As the major U.S. refining center, the Gulf Coast is a key market for gasoline and ships gasoline to regions throughout the country. While Gulf Coast gasoline markets have strengthened in January, they are still extremely weak. Crack spreads (measured here as the difference between the conventional gasoline spot price and the Brent crude oil spot price) in the region have been persistently negative since November. In January, they have thus far averaged -4 cents per gallon, an increase from the -13 cents per gallon they averaged in December.

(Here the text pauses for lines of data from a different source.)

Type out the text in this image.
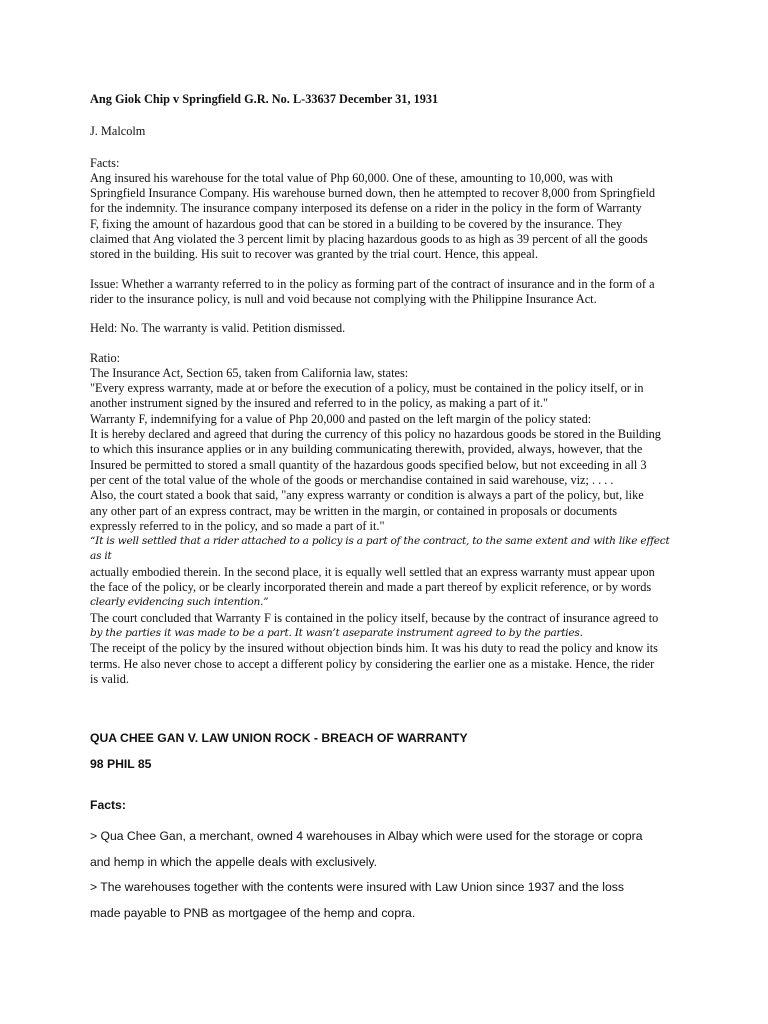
Ang Giok Chip v Springfield G.R. No. L-33637 December 31, 1931

J. Malcolm

Facts:

Ang insured his warehouse for the total value of Php 60,000. One of these, amounting to 10,000, was with

Springfield Insurance Company. His warehouse burned down, then he attempted to recover 8,000 from Springfield

for the indemnity. The insurance company interposed its defense on a rider in the policy in the form of Warranty

F, fixing the amount of hazardous good that can be stored in a building to be covered by the insurance. They

claimed that Ang violated the 3 percent limit by placing hazardous goods to as high as 39 percent of all the goods

stored in the building. His suit to recover was granted by the trial court. Hence, this appeal.

Issue: Whether a warranty referred to in the policy as forming part of the contract of insurance and in the form of a

rider to the insurance policy, is null and void because not complying with the Philippine Insurance Act.

Held: No. The warranty is valid. Petition dismissed.

Ratio:

The Insurance Act, Section 65, taken from California law, states:

"Every express warranty, made at or before the execution of a policy, must be contained in the policy itself, or in

another instrument signed by the insured and referred to in the policy, as making a part of it."

Warranty F, indemnifying for a value of Php 20,000 and pasted on the left margin of the policy stated:

It is hereby declared and agreed that during the currency of this policy no hazardous goods be stored in the Building

to which this insurance applies or in any building communicating therewith, provided, always, however, that the

Insured be permitted to stored a small quantity of the hazardous goods specified below, but not exceeding in all 3

per cent of the total value of the whole of the goods or merchandise contained in said warehouse, viz; . . . .

Also, the court stated a book that said, "any express warranty or condition is always a part of the policy, but, like

any other part of an express contract, may be written in the margin, or contained in proposals or documents

expressly referred to in the policy, and so made a part of it."

“It is well settled that a rider attached to a policy is a part of the contract, to the same extent and with like effect as it

actually embodied therein. In the second place, it is equally well settled that an express warranty must appear upon

the face of the policy, or be clearly incorporated therein and made a part thereof by explicit reference, or by words

clearly evidencing such intention.”

The court concluded that Warranty F is contained in the policy itself, because by the contract of insurance agreed to

by the parties it was made to be a part. It wasn’t aseparate instrument agreed to by the parties.

The receipt of the policy by the insured without objection binds him. It was his duty to read the policy and know its

terms. He also never chose to accept a different policy by considering the earlier one as a mistake. Hence, the rider

is valid.

QUA CHEE GAN V. LAW UNION ROCK - BREACH OF WARRANTY

98 PHIL 85

Facts:

> Qua Chee Gan, a merchant, owned 4 warehouses in Albay which were used for the storage or copra
and hemp in which the appelle deals with exclusively.
> The warehouses together with the contents were insured with Law Union since 1937 and the loss
made payable to PNB as mortgagee of the hemp and copra.
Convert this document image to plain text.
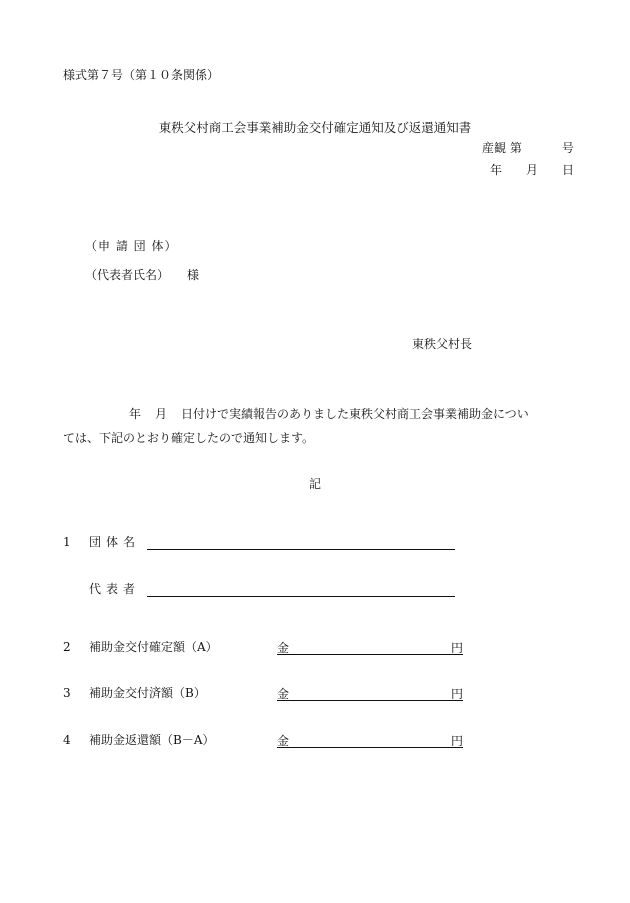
様式第７号（第１０条関係）
東秩父村商工会事業補助金交付確定通知及び返還通知書
産観 第	号
年 月 日
（申 請 団 体）
（代表者氏名） 様
東秩父村長
年 月 日付けで実績報告のありました東秩父村商工会事業補助金につい
ては、下記のとおり確定したので通知します。
記
1 団体名
代表者
2 補助金交付確定額（A）	金	円
3 補助金交付済額（B）	金	円
4 補助金返還額（B－A）	金	円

In December, crack spreads for conventional gasoline were also negative in Los Angeles but have since recovered, averaging 8 cents per gallon in January as several refineries have undergone maintenance on gasoline-producing units. New York crack spreads in January have been largely unchanged, up just a penny from the 12 cents per gallon they averaged in December. Chicago is currently the weakest market. Crack spreads in the area have been negative since November, but in January they have become even more negative, averaging -24 cents per gallon compared to -19 cents per gallon in December. Note that the Chicago crack spread is shown using Brent crude oil to be consistent with other regions; however, refineries in the Chicago market are more likely to have access to lower-priced West Texas Intermediate (WTI)-linked crudes, meaning refiners could be seeing small positive margins for gasoline. In this market structure, some refineries in the Midwest can access cheaper WTI-linked crudes and sell gasoline into a Brent-priced product market. This is because the Midwest has to attract some gasoline from the Gulf Coast.
Similar to the situation in wholesale markets, stable retail gasoline prices at the national level mask regional variation. The most notable exception to the trend of stable prices has been in the Rocky Mountains. On November 5, Rocky Mountain prices were 12 cents per gallon higher than the U.S. average, but they fell to $2.88 per gallon by January 21, 44 cents per gallon lower than the U.S. average. While there are no observable spot prices for the Rocky Mountains, a similar dynamic is occurring there, where refinery runs are high because refineries in the Rockies seek to capture margins from the region's lower crude oil costs. Because the Rockies are a relatively isolated market with few significant pipeline connections to other U.S. markets, high levels of gasoline production can sometimes depress retail prices in the region compared to the U.S. average; a similar situation occurred last year.